Angelfish with Millet Risotto makes a very interesting meal!

PhotobucketSnoek is a fish that is indigenous to South African waters and is available during the winter months when you can see fisherman trying to sell their “Day’s Catch” on the side of the roads. It is a very popular fish and here are some of my fellow South African foodies who have made classic recipes such as smoorsnoek, snoekbraai and snoek pates.
At the moment it is not in season, but a fish that is available at the moment is Angelfish. It sold for R23.99 per kilo yesterday and it was a good buy for filleted, boneless fish. Angelfish has a texture very similar to snoek – the flesh is dry and firm, not at all like hake or kingklip.

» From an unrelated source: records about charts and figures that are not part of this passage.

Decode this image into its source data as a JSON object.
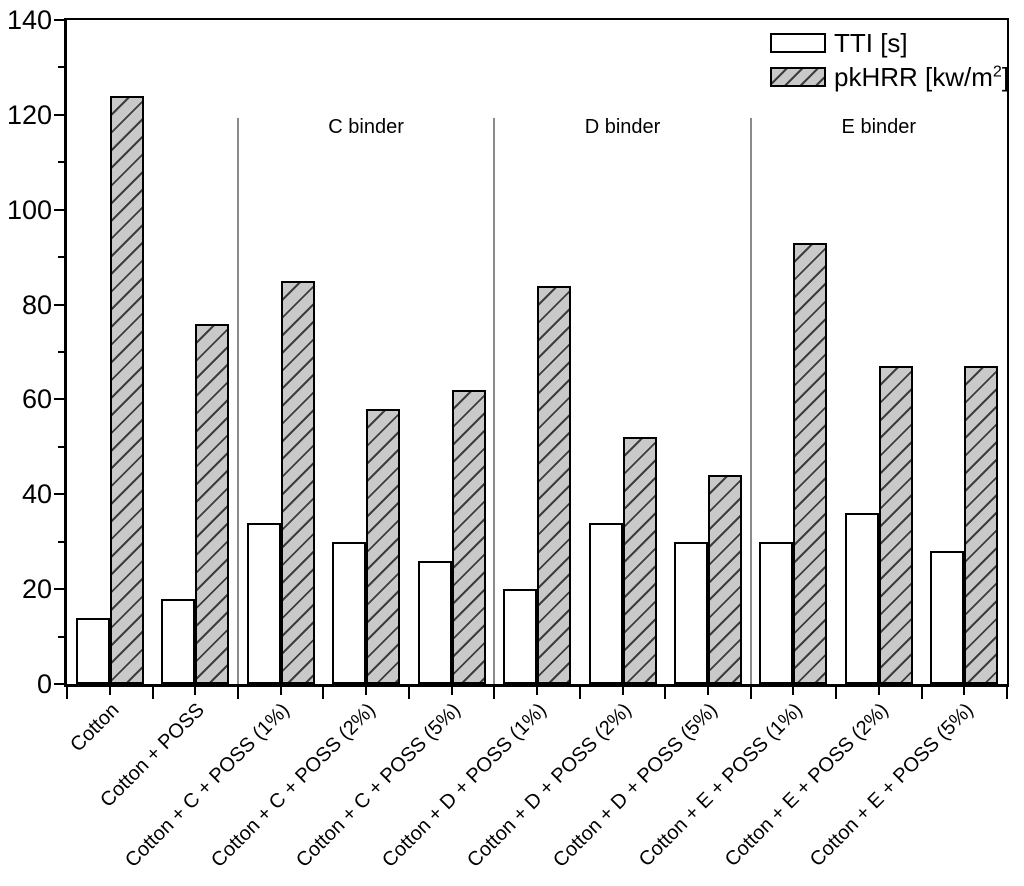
{
  "chart_data": {
    "type": "bar",
    "title": "",
    "xlabel": "",
    "ylabel": "",
    "grid": false,
    "categories": [
      "Cotton",
      "Cotton + POSS",
      "Cotton + C + POSS (1%)",
      "Cotton + C + POSS (2%)",
      "Cotton + C + POSS (5%)",
      "Cotton + D + POSS (1%)",
      "Cotton + D + POSS (2%)",
      "Cotton + D + POSS (5%)",
      "Cotton + E + POSS (1%)",
      "Cotton + E + POSS (2%)",
      "Cotton + E + POSS (5%)"
    ],
    "series": [
      {
        "name": "TTI [s]",
        "values": [
          14,
          18,
          34,
          30,
          26,
          20,
          34,
          30,
          30,
          36,
          28
        ],
        "fill": "#ffffff",
        "hatch": false
      },
      {
        "name": "pkHRR [kw/m2]",
        "values": [
          124,
          76,
          85,
          58,
          62,
          84,
          52,
          44,
          93,
          67,
          67
        ],
        "fill": "#c9c9c9",
        "hatch": true
      }
    ],
    "ylim": [
      0,
      140
    ],
    "ytick_major": 20,
    "ytick_minor": 10,
    "legend_position": "top-right",
    "group_sections": [
      {
        "label": "C binder",
        "start": 2,
        "end": 4
      },
      {
        "label": "D binder",
        "start": 5,
        "end": 7
      },
      {
        "label": "E binder",
        "start": 8,
        "end": 10
      }
    ],
    "divider_boundaries": [
      2,
      5,
      8
    ]
  },
  "legend": {
    "tti_label": "TTI [s]",
    "pkhrr_prefix": "pkHRR [kw/m",
    "pkhrr_sup": "2",
    "pkhrr_suffix": "]"
  },
  "colors": {
    "background": "#ffffff",
    "bar_border": "#000000",
    "tti_fill": "#ffffff",
    "pkhrr_fill": "#c9c9c9",
    "hatch_line": "#3d3d3d",
    "axis": "#000000",
    "divider": "#8a8a8a",
    "text": "#000000"
  }
}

Angelfish is ideal for smoking and that gave me the idea to add the smoky taste without having to take out the smoker. I had to think of something to keep the fish moist and came up with this idea – stuff the fish with feta, sun-dried tomatoes and pesto and wrap it in bacon before you bake it.

 Angelfish with Millet risotto

about 1kg angelfish – filleted and skin removed.
1 rings feta cheese
sun-dried tomato pesto
basil pesto
salt and pepper
250gr bacon rashers

Pre-heat oven to 180CCut the fish in even-sized blocks – about 6x6cm( I got 2 bocks out of one fillet). Cut the feta cheese in “sticks”(about the size of a potato chip). Lay a piece of cheese on one block of fish, top with the 2 pestos and then another piece of fish. Wrap in bacon – I used 3 rashers per “parcel”. Secure with kebab sticks and bake in the oven for about 10-15 minutes. I overcooked my fish slightly, so consider yourself warned.

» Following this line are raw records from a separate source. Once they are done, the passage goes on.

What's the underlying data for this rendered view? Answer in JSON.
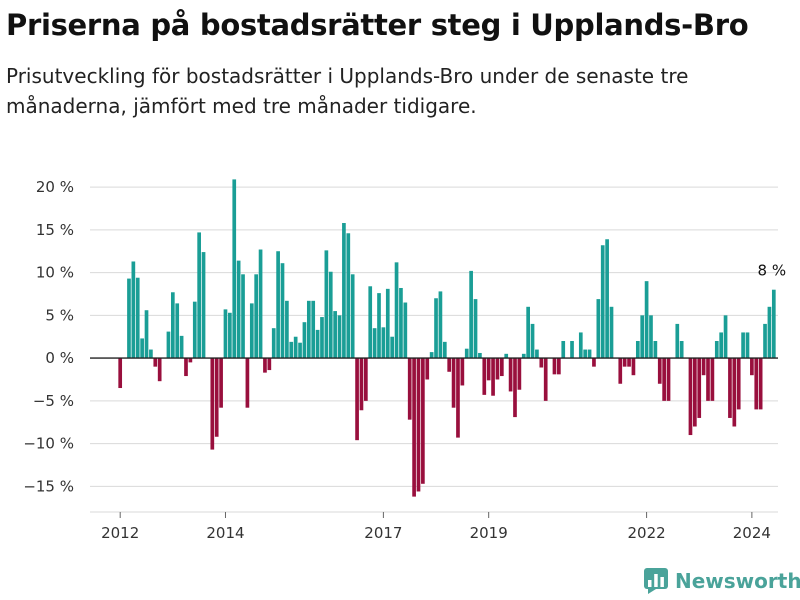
{
  "title": "Priserna på bostadsrätter steg i Upplands-Bro",
  "subtitle": "Prisutveckling för bostadsrätter i Upplands-Bro under de senaste tre månaderna, jämfört med tre månader tidigare.",
  "brand": "Newsworthy",
  "colors": {
    "positive": "#1a9e96",
    "negative": "#990f3d",
    "grid": "#d9d9d9",
    "zero_line": "#222222",
    "axis_text": "#333333",
    "brand": "#4aa39a"
  },
  "chart_data": {
    "type": "bar",
    "unit": "%",
    "ylim": [
      -18,
      22
    ],
    "yticks": [
      20,
      15,
      10,
      5,
      0,
      -5,
      -10,
      -15
    ],
    "ytick_labels": [
      "20 %",
      "15 %",
      "10 %",
      "5 %",
      "0 %",
      "−5 %",
      "−10 %",
      "−15 %"
    ],
    "xticks": [
      "2012",
      "2014",
      "2017",
      "2019",
      "2022",
      "2024"
    ],
    "xtick_positions": [
      "2012-01",
      "2014-01",
      "2017-01",
      "2019-01",
      "2022-01",
      "2024-01"
    ],
    "x_start": "2012-01",
    "x_end": "2024-04",
    "values": [
      -3.5,
      0,
      9.3,
      11.3,
      9.4,
      2.3,
      5.6,
      1,
      -1,
      -2.7,
      0,
      3.1,
      7.7,
      6.4,
      2.6,
      -2.1,
      -0.5,
      6.6,
      14.7,
      12.4,
      0,
      -10.7,
      -9.2,
      -5.8,
      5.7,
      5.3,
      20.9,
      11.4,
      9.8,
      -5.8,
      6.4,
      9.8,
      12.7,
      -1.7,
      -1.4,
      3.5,
      12.5,
      11.1,
      6.7,
      1.9,
      2.5,
      1.8,
      4.2,
      6.7,
      6.7,
      3.3,
      4.8,
      12.6,
      10.1,
      5.5,
      5.0,
      15.8,
      14.6,
      9.8,
      -9.6,
      -6.1,
      -5.0,
      8.4,
      3.5,
      7.6,
      3.6,
      8.1,
      2.5,
      11.2,
      8.2,
      6.5,
      -7.2,
      -16.2,
      -15.6,
      -14.7,
      -2.5,
      0.7,
      7.0,
      7.8,
      1.9,
      -1.6,
      -5.8,
      -9.3,
      -3.2,
      1.1,
      10.2,
      6.9,
      0.6,
      -4.3,
      -2.6,
      -4.4,
      -2.5,
      -2.1,
      0.5,
      -3.9,
      -6.9,
      -3.7,
      0.5,
      6.0,
      4.0,
      1.0,
      -1.1,
      -5.0,
      0,
      -1.9,
      -1.9,
      2.0,
      0,
      2.0,
      0,
      3.0,
      1.0,
      1.0,
      -1.0,
      6.9,
      13.2,
      13.9,
      6.0,
      0,
      -3.0,
      -1.0,
      -1.0,
      -2.0,
      2.0,
      5.0,
      9.0,
      5.0,
      2.0,
      -3.0,
      -5.0,
      -5.0,
      0,
      4.0,
      2.0,
      0,
      -9.0,
      -8.0,
      -7.0,
      -2.0,
      -5.0,
      -5.0,
      2.0,
      3.0,
      5.0,
      -7.0,
      -8.0,
      -6.0,
      3.0,
      3.0,
      -2.0,
      -6.0,
      -6.0,
      4.0,
      6.0,
      8.0
    ],
    "annotation": {
      "text": "8 %",
      "target": "last"
    }
  }
}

Another interesting facet to this meal was the Millet risotto. Karen Railey who is the author of the popular book, How to Improve Fading Memory and Thinking Skills with Nutrition, says that Millet is highly nutritious, non-glutinous and like buckwheat and quinoa, is not an acid forming food so is soothing and easy to digest. In fact, it is considered to be one of the least allergenic and most digestible grains available and it is a warming grain so will help to heat the body in cold or rainy seasons and climates. We are having a very cold week here in the middle of summer and my whole family has got the sniffles. I thought this was a great accompaniment with the fish and indeed a heart and body-warming meal.

1 onion – finely chopped

1 cup dry millet
3 cups vegetable stock
125ml white wine
1 Tbsp olive oil
100ml grated parmesan cheese

Saute onion in olive oil. Add millet and stir until all grains are covered with oil. Add wine and cook until the wine is absorbed. Add all the stock and cook until thick and creamy. Stir in the cheese and serve piping hot.

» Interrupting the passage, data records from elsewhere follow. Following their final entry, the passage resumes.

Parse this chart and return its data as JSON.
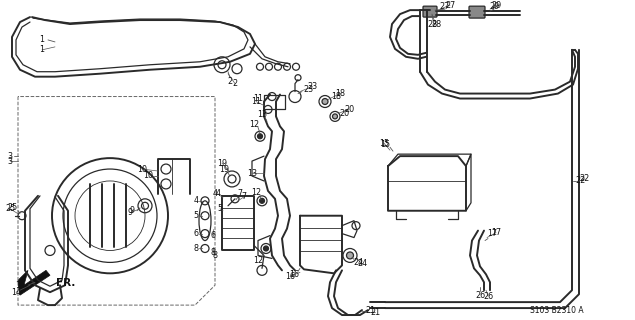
{
  "bg_color": "#ffffff",
  "fig_width": 6.35,
  "fig_height": 3.2,
  "dpi": 100,
  "diagram_code": "S103 B2310 A",
  "lc": "#2a2a2a",
  "lw_thick": 1.4,
  "lw_mid": 0.9,
  "lw_thin": 0.6,
  "label_fs": 5.8
}
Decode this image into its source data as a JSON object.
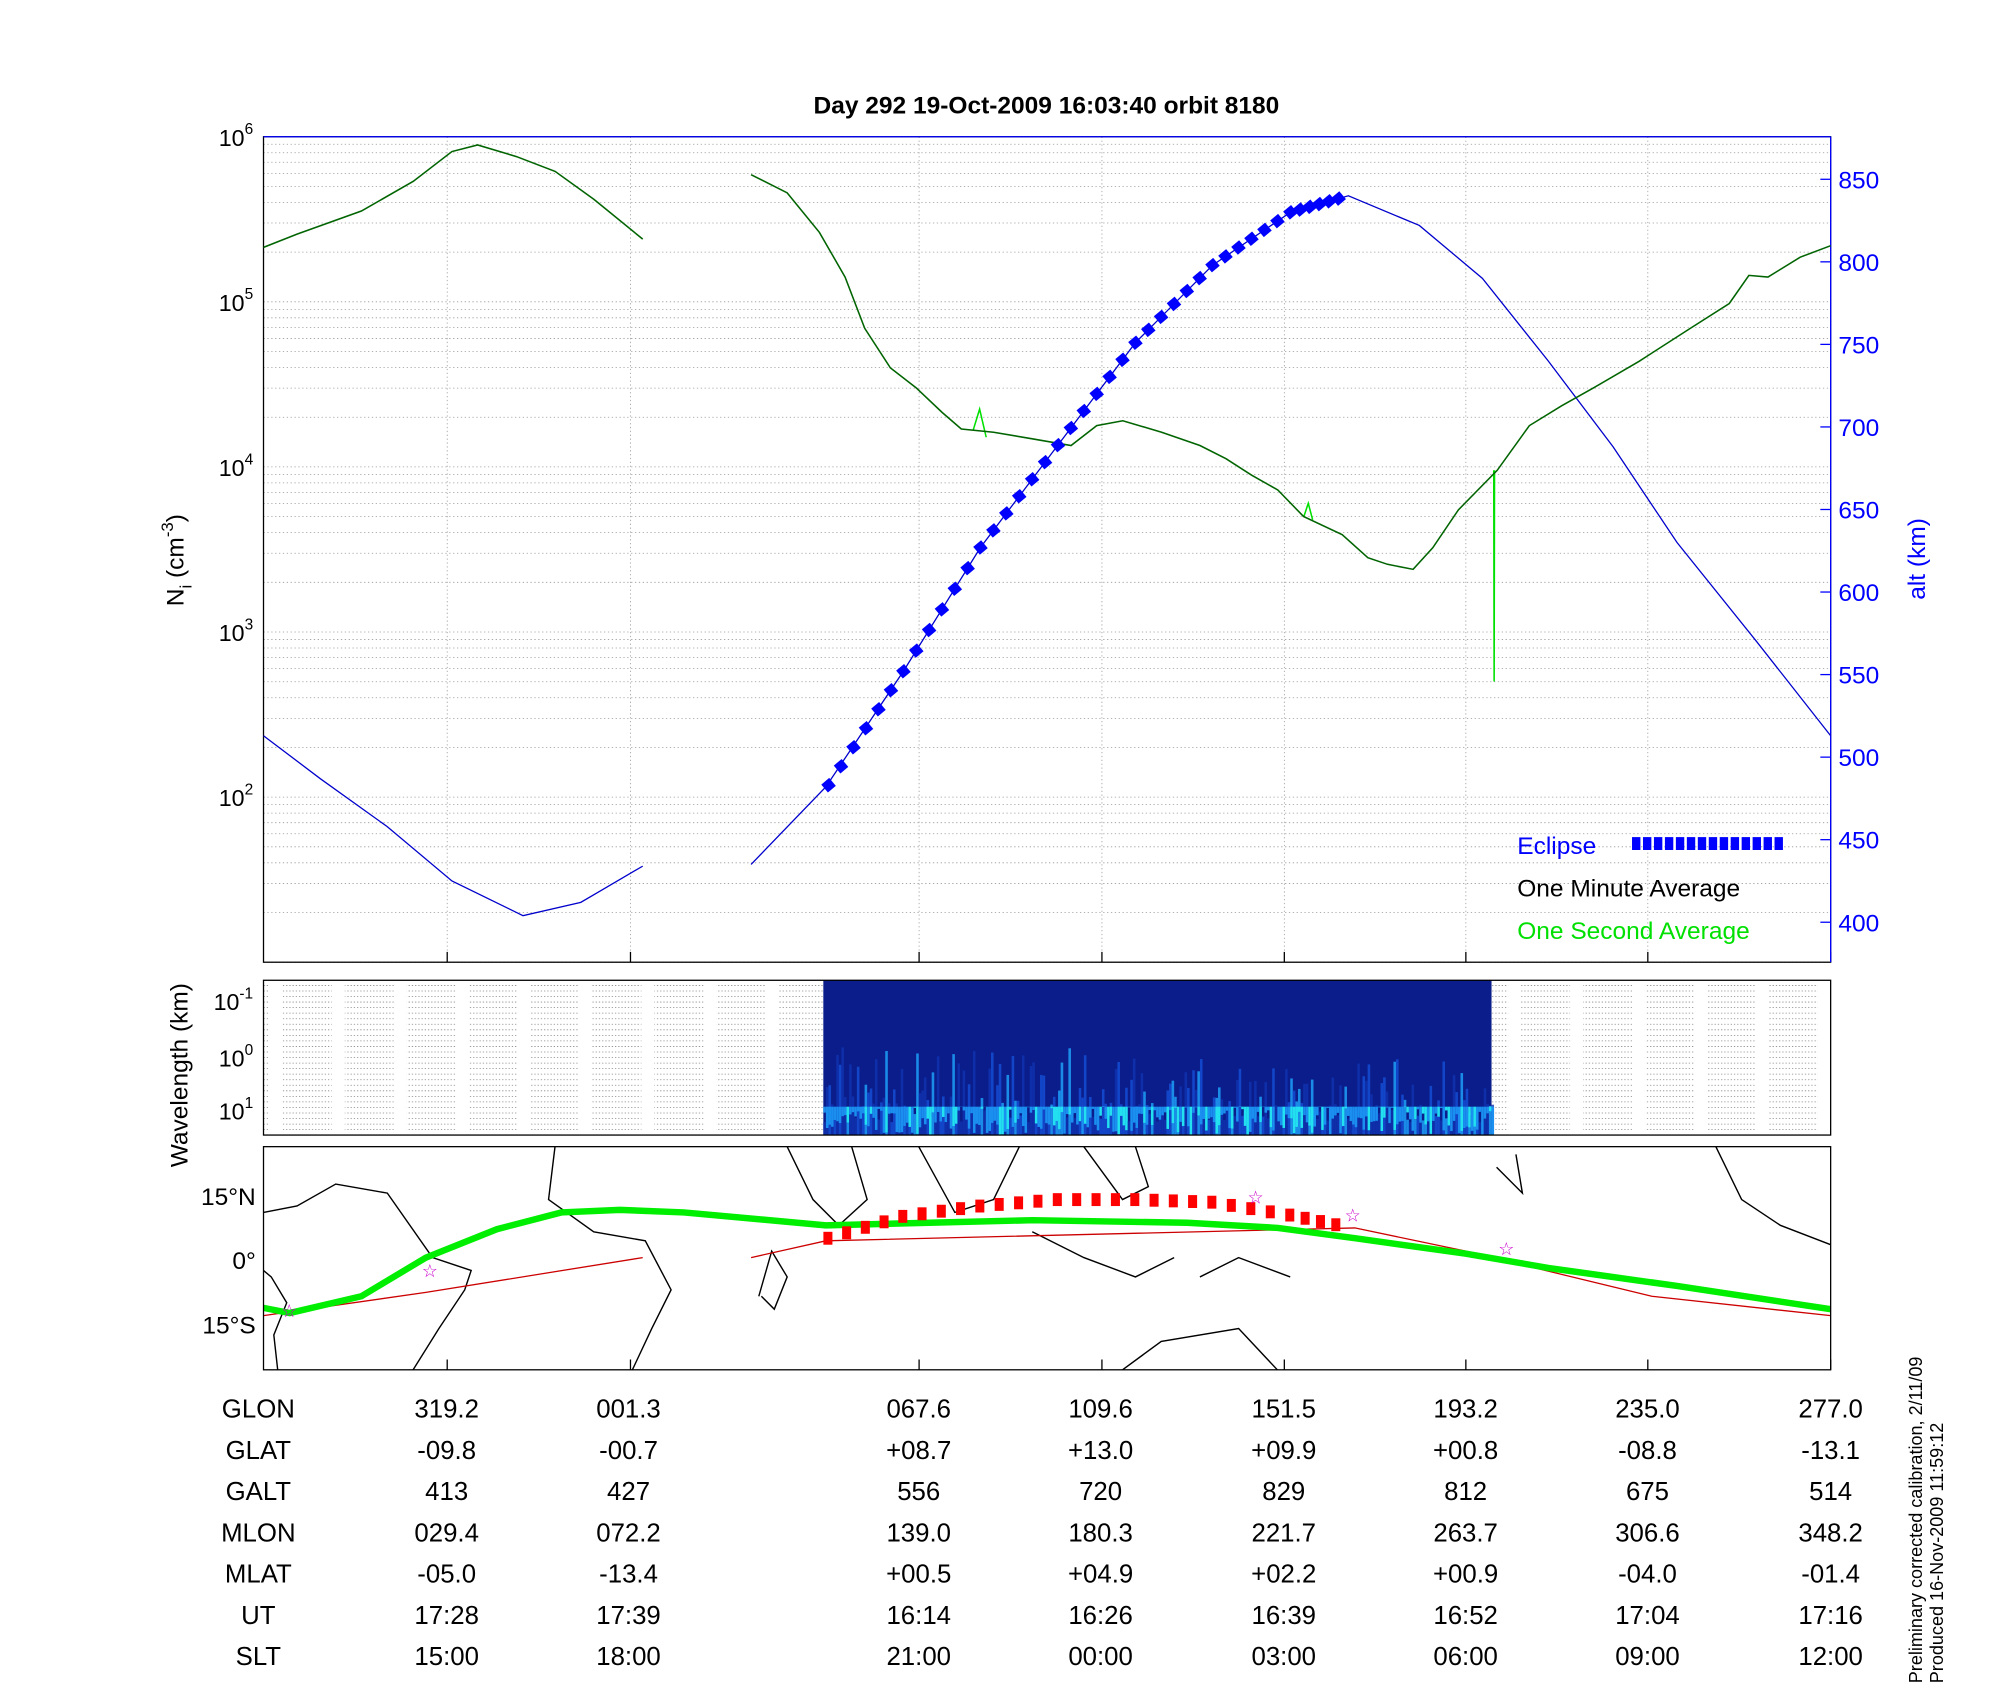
{
  "title": "Day 292  19-Oct-2009 16:03:40   orbit 8180",
  "footnote": [
    "Preliminary corrected calibration, 2/11/09",
    "Produced 16-Nov-2009 11:59:12"
  ],
  "colors": {
    "one_minute": "#006400",
    "one_second": "#00e000",
    "altitude": "#0000cc",
    "eclipse": "#0000ff",
    "track": "#00ee00",
    "eclipse_track": "#ff0000",
    "dip_line": "#cc0000",
    "star": "#cc00cc"
  },
  "chart_data": [
    {
      "type": "line",
      "ylabel": "N_i (cm^-3)",
      "y2label": "alt (km)",
      "yscale": "log",
      "ylim": [
        10,
        1000000
      ],
      "y2lim": [
        376,
        876
      ],
      "xlim": [
        277,
        637
      ],
      "yticks": [
        "10^2",
        "10^3",
        "10^4",
        "10^5",
        "10^6"
      ],
      "y2ticks": [
        "400",
        "450",
        "500",
        "550",
        "600",
        "650",
        "700",
        "750",
        "800",
        "850"
      ],
      "grid": true,
      "legend": {
        "placement": "bottom-right",
        "entries": [
          "Eclipse",
          "One Minute Average",
          "One Second Average"
        ]
      },
      "series": [
        {
          "name": "One Minute Average",
          "axis": "left",
          "segments": [
            [
              [
                277,
                5.33
              ],
              [
                284.7,
                5.41
              ],
              [
                299.5,
                5.55
              ],
              [
                311.4,
                5.73
              ],
              [
                320.3,
                5.91
              ],
              [
                326.2,
                5.95
              ],
              [
                335.1,
                5.88
              ],
              [
                344,
                5.79
              ],
              [
                352.9,
                5.62
              ],
              [
                364.1,
                5.38
              ]
            ],
            [
              [
                389,
                5.77
              ],
              [
                397.3,
                5.66
              ],
              [
                404.7,
                5.42
              ],
              [
                410.6,
                5.15
              ],
              [
                415.1,
                4.84
              ],
              [
                421,
                4.6
              ],
              [
                426.9,
                4.48
              ],
              [
                432.9,
                4.33
              ],
              [
                437.3,
                4.23
              ],
              [
                444.7,
                4.21
              ],
              [
                453.6,
                4.17
              ],
              [
                462.5,
                4.13
              ],
              [
                468.4,
                4.25
              ],
              [
                474.4,
                4.28
              ],
              [
                483.3,
                4.21
              ],
              [
                492.1,
                4.13
              ],
              [
                498.1,
                4.05
              ],
              [
                504,
                3.95
              ],
              [
                510,
                3.86
              ],
              [
                515.9,
                3.7
              ],
              [
                524.8,
                3.59
              ],
              [
                530.7,
                3.45
              ],
              [
                535.2,
                3.41
              ],
              [
                541.1,
                3.38
              ],
              [
                545.6,
                3.51
              ],
              [
                551.5,
                3.74
              ],
              [
                560.4,
                3.98
              ],
              [
                567.8,
                4.25
              ],
              [
                575.2,
                4.37
              ],
              [
                582.6,
                4.48
              ],
              [
                593,
                4.64
              ],
              [
                604.8,
                4.84
              ],
              [
                613.7,
                4.99
              ],
              [
                618.2,
                5.16
              ],
              [
                622.6,
                5.15
              ],
              [
                630,
                5.27
              ],
              [
                637,
                5.34
              ]
            ]
          ]
        },
        {
          "name": "One Second Average",
          "axis": "left",
          "segments": [
            [
              [
                559.6,
                3.98
              ],
              [
                559.7,
                2.7
              ],
              [
                559.8,
                3.98
              ]
            ],
            [
              [
                440,
                4.22
              ],
              [
                441.5,
                4.35
              ],
              [
                443,
                4.18
              ]
            ],
            [
              [
                516,
                3.7
              ],
              [
                517,
                3.78
              ],
              [
                518,
                3.68
              ]
            ]
          ]
        },
        {
          "name": "altitude",
          "axis": "right",
          "segments": [
            [
              [
                277,
                513
              ],
              [
                290,
                487
              ],
              [
                305.4,
                458
              ],
              [
                320.3,
                425
              ],
              [
                336.6,
                404
              ],
              [
                349.9,
                412
              ],
              [
                364.1,
                434
              ]
            ],
            [
              [
                389,
                435
              ],
              [
                406.2,
                482
              ],
              [
                424,
                552
              ],
              [
                441.7,
                627
              ],
              [
                459.5,
                689
              ],
              [
                477.3,
                751
              ],
              [
                495,
                798
              ],
              [
                512.9,
                830
              ],
              [
                526.2,
                840
              ],
              [
                542.5,
                822
              ],
              [
                557,
                790
              ],
              [
                572.1,
                740
              ],
              [
                587,
                688
              ],
              [
                601.7,
                630
              ],
              [
                620,
                570
              ],
              [
                637,
                513
              ]
            ]
          ]
        },
        {
          "name": "Eclipse",
          "axis": "right",
          "points": [
            [
              406.8,
              483
            ],
            [
              424,
              552
            ],
            [
              441.7,
              627
            ],
            [
              459.5,
              689
            ],
            [
              477.3,
              751
            ],
            [
              495,
              798
            ],
            [
              512.9,
              830
            ],
            [
              526.2,
              840
            ]
          ]
        }
      ]
    },
    {
      "type": "heatmap",
      "ylabel": "Wavelength (km)",
      "yticks": [
        "10^-1",
        "10^0",
        "10^1"
      ],
      "x_extent": [
        405.6,
        559.1
      ]
    },
    {
      "type": "line",
      "yticks": [
        "15°N",
        "0°",
        "15°S"
      ],
      "ylim": [
        -26,
        26
      ],
      "xlim": [
        277,
        637
      ],
      "series": [
        {
          "name": "track",
          "points": [
            [
              277,
              -11.4
            ],
            [
              283,
              -12.6
            ],
            [
              299.5,
              -8.7
            ],
            [
              314.3,
              0.3
            ],
            [
              330.6,
              6.9
            ],
            [
              345.4,
              10.8
            ],
            [
              358.8,
              11.4
            ],
            [
              373.6,
              10.8
            ],
            [
              406.2,
              7.8
            ],
            [
              429.9,
              8.4
            ],
            [
              453.6,
              9
            ],
            [
              489.2,
              8.4
            ],
            [
              510,
              7.2
            ],
            [
              527.7,
              4.8
            ],
            [
              553.2,
              1.2
            ],
            [
              572.1,
              -2.1
            ],
            [
              601.7,
              -6.3
            ],
            [
              637,
              -11.7
            ]
          ]
        },
        {
          "name": "dip_line",
          "segments": [
            [
              [
                277,
                -13.2
              ],
              [
                314.3,
                -7.8
              ],
              [
                364.1,
                0.3
              ]
            ],
            [
              [
                389,
                0.3
              ],
              [
                406.2,
                4.2
              ],
              [
                527.7,
                7.2
              ],
              [
                553.2,
                1.8
              ],
              [
                595.9,
                -8.7
              ],
              [
                637,
                -13.2
              ]
            ]
          ]
        },
        {
          "name": "eclipse_track",
          "points": [
            [
              406.8,
              4.8
            ],
            [
              424,
              9.9
            ],
            [
              441.7,
              12.3
            ],
            [
              459.5,
              13.8
            ],
            [
              477.3,
              13.8
            ],
            [
              495,
              13.2
            ],
            [
              512.9,
              10.2
            ],
            [
              527,
              7.2
            ]
          ]
        },
        {
          "name": "stars",
          "points": [
            [
              282.9,
              -12
            ],
            [
              315.2,
              -2.7
            ],
            [
              504.9,
              14.4
            ],
            [
              527.2,
              10.2
            ],
            [
              562.5,
              2.4
            ]
          ]
        }
      ]
    }
  ],
  "table": {
    "row_labels": [
      "GLON",
      "GLAT",
      "GALT",
      "MLON",
      "MLAT",
      "UT",
      "SLT"
    ],
    "columns": [
      [
        "319.2",
        "-09.8",
        "413",
        "029.4",
        "-05.0",
        "17:28",
        "15:00"
      ],
      [
        "001.3",
        "-00.7",
        "427",
        "072.2",
        "-13.4",
        "17:39",
        "18:00"
      ],
      [
        "067.6",
        "+08.7",
        "556",
        "139.0",
        "+00.5",
        "16:14",
        "21:00"
      ],
      [
        "109.6",
        "+13.0",
        "720",
        "180.3",
        "+04.9",
        "16:26",
        "00:00"
      ],
      [
        "151.5",
        "+09.9",
        "829",
        "221.7",
        "+02.2",
        "16:39",
        "03:00"
      ],
      [
        "193.2",
        "+00.8",
        "812",
        "263.7",
        "+00.9",
        "16:52",
        "06:00"
      ],
      [
        "235.0",
        "-08.8",
        "675",
        "306.6",
        "-04.0",
        "17:04",
        "09:00"
      ],
      [
        "277.0",
        "-13.1",
        "514",
        "348.2",
        "-01.4",
        "17:16",
        "12:00"
      ]
    ]
  }
}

Last but not least, I received another award, this time from the blogger who is living my dream(in France.) Her name is Hopie and her site is called Hopie’s Kitchen.
I received this Yum-Yum blog award from her and it is so special to me, because that is exactly what I am after when preparing a meal – the Yum factor! I pass this award on to every blogger that I visit on a daily basis – I am gob-smacked at some of your creations. Thanks Hopie!